Add whatever topping you like but I think these springtime vegetables make this pizza perfect.


  • In a jug mix the flour, water and salt with a fork. Leave to rest for a few minutes.
  • Put a baking sheet on a large baking tray. Pour the flour mixture onto the paper, try to make it a round pizza shape but it’s not a problem if you can’t.
  • Put this in the oven whilst you prepare the toppings. This should take 10-15 minutes, the edges will be starting to brown.
  • In a bowl mix the passata with the nutritional yeast. Grate the garlic i to this, shred or tear the basil and add that too.
  • Using your peeler shred the fennel, just a handful will suffice. Put into a large bowl.
  • Chop about 2 inches off the bottom end of the asparagus. Roughly chop at a diagonal angle. Add to the bowl.
  • Finely slice the leek. Add to the bowl.
  • Cut the top and bottom off the courgettes. Using the peeler shred into wide thin pieces. Add to the bowl.
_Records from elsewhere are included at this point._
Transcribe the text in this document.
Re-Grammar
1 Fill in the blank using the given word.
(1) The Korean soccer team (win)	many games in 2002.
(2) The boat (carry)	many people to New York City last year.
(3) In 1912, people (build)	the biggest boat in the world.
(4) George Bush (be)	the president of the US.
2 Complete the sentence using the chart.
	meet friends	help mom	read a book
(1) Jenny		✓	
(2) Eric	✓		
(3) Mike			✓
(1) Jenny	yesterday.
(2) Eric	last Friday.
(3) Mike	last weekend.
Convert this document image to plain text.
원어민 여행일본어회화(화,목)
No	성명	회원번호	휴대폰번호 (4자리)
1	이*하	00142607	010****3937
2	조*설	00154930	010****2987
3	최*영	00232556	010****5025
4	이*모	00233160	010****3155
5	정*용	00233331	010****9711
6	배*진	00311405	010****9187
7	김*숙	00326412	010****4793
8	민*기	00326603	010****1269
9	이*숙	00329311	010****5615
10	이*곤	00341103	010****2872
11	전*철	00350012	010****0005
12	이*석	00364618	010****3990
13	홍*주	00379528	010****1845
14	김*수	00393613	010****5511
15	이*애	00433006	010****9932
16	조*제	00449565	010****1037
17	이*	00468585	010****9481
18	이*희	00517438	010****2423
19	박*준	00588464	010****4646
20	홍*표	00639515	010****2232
  • Finely slice the mushrooms but do not put these in the bowl yet.
  • Add a splash of olive oil and a dash of salt to the bowl. Using your hands mix this well and massage the oil into the veg. Now add the mushrooms and mix just a little.
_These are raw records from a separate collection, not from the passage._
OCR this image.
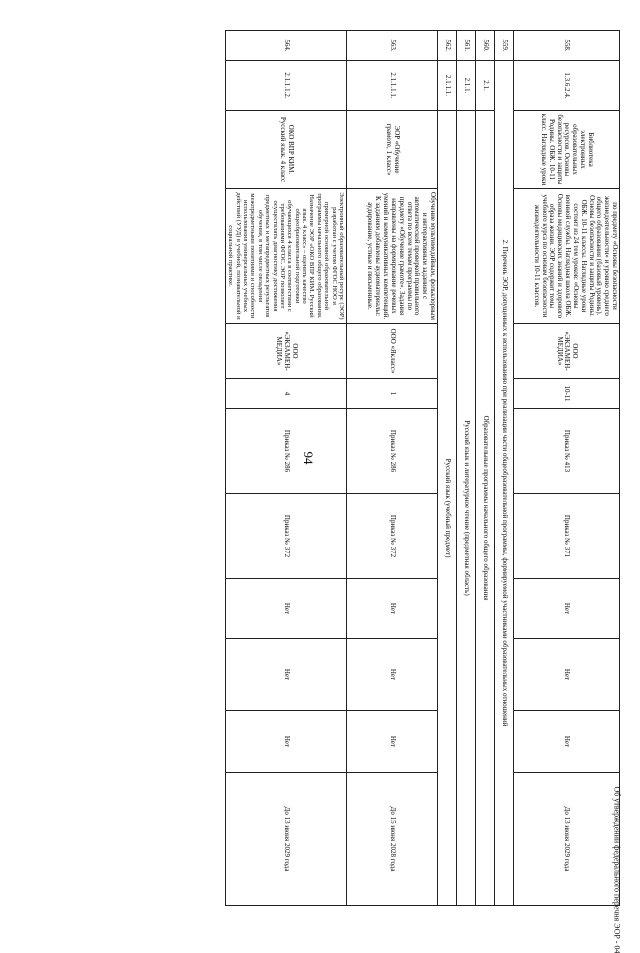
94
558.	1.3.6.2.4.	Библиотека электронных образовательных ресурсов. Основы безопасности и защиты Родины. ОБЖ. 10-11 класс. Наглядные уроки	по предмету «Основы безопасности жизнедеятельности» и уровню среднего общего образования (базовый уровень). Основы безопасности и защиты Родины. ОБЖ. 10-11 классы. Наглядные уроки состоит из 24 тем уроков: «Основы военной службы. Наглядная школа ОБЖ. Основы медицинских знаний и здорового образа жизни. ЭОР содержит темы учебного курса по основам безопасности жизнедеятельности 10-11 классов.	ООО «ЭКЗАМЕН-МЕДИА»	10-11	Приказ № 413	Приказ № 371	Нет	Нет	Нет	До 13 июня 2029 года
559.	2. Перечень ЭОР, допущенных к использованию при реализации части общеобразовательной программы, формируемой участниками образовательных отношений										
560.	2.1.	Образовательные программы начального общего образования									
561.	2.1.1.	Русский язык и литературное чтение (предметная область)									
562.	2.1.1.1.	Русский язык (учебный предмет)									
563.	2.1.1.1.1.	ЭОР «Обучение грамоте, 1 класс»	Обучение мультимедийным, фольклорным и интерактивным заданиям с автоматической проверкой правильного ответа по всем темам программы по предмету «Обучение грамоте». Задания направлены на формирование речевых умений и коммуникативных компетенций. К заданиям добавлены аудиоматериалы: аудирование, устные и письменные.	ООО «Якласс»	1	Приказ № 286	Приказ № 372	Нет	Нет	Нет	До 15 июня 2028 года
564.	2.1.1.1.2.	ОКО ВПР КИМ. Русский язык. 4 класс	Электронный образовательный ресурс (ЭОР) разработан с учетом ФГОС НОО и примерной основной образовательной программы начального общего образования. Назначение ЭОР «ОКО ВПР КИМ. Русский язык. 4 класс» – оценить качество общеобразовательной подготовки обучающихся 4 класса в соответствии с требованиями ФГОС. ЭОР позволяет осуществлять диагностику достижения предметных и метапредметных результатов обучения, в том числе овладения межпредметными понятиями и способности использования универсальных учебных действий (УУД) в учебной, познавательной и социальной практике.	ООО «ЭКЗАМЕН-МЕДИА»	4	Приказ № 286	Приказ № 372	Нет	Нет	Нет	До 13 июня 2029 года	Об утверждении федерального перечня ЭОР - 04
  • Take your base out of the oven if you haven’t already. Turn the oven up to 240c.
  • Top with the passata, use however much you want, some people like a lot and some people like a little, it’s up to you.
  • Top with the veg.
  • Put the pizza on the top shelf of the oven. After 10 minutes check the pizza, the veg should be starting to brown, bake more if needed.